The replies, “His stride” and “His pocket handkerchief,” once more vied for my attention.
Holmes cleared his throat. “Every serviceman who’s been in more than a fortnight’s time carries his pocket handkerchief in his sleeve, not in his coat pocket,” he explained. “You do so yourself, my dear fellow. You were saying, Miss Monk?”
“Oh, I—that is to say, I noticed where he kept his billy when you asked after it, Mr. Holmes—but in any case soldiers don’t walk that way. Least none I’ve ever laid eyes on.
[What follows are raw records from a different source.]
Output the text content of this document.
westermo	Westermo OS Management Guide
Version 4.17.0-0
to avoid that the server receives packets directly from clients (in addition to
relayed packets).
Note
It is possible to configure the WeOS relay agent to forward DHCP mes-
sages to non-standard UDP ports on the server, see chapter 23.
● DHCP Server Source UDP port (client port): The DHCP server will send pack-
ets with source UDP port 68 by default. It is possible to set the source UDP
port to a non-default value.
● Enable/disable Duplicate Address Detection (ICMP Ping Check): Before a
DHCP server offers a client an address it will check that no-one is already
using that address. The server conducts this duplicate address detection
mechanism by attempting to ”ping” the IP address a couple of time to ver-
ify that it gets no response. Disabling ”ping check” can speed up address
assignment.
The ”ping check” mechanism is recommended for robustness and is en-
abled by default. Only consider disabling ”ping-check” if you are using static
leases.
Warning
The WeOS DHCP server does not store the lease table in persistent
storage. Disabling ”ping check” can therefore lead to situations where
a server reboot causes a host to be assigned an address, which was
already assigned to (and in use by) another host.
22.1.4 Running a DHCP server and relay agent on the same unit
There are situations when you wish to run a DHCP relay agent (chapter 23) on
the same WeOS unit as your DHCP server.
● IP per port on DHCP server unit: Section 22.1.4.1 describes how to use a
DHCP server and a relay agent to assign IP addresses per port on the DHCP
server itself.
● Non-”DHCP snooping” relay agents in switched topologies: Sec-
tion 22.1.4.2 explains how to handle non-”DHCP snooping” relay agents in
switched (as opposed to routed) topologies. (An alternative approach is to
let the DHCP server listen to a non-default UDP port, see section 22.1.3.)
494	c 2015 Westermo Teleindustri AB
Not even orderlies.”
“Very well, then,” I said testily. “Leaving aside what Stephen Dunlevy is not, may I inquire what he, in fact, is?”
“You will both know as much as I do tomorrow,” Holmes stated firmly. “This telegram will settle the matter for good or ill. I am happy to say that few shadows remain to confound us, but if you would both agree to meet here at three o’clock tomorrow afternoon, all will be made clear to you then. Miss Monk, have you any objection to continuing your use of the underground just for the day?”
“I may have a pound a week, but I’m not such a lady as all that.”
“And would it trouble you to sleep away from your rooms tonight? I’ve an address where you will be well looked after.” Holmes handed her a card. “It is entirely a matter of precaution, but I would prefer if you weren’t left to fend for yourself. My friend has an amiable housekeeper and an extra room.”
“‘Mr. George Lusk, One Tollet Street, Alderney Road…,’” she read. “It’s all one to me. Nearly everything I need’s in my pockets. But what happens tomorrow?”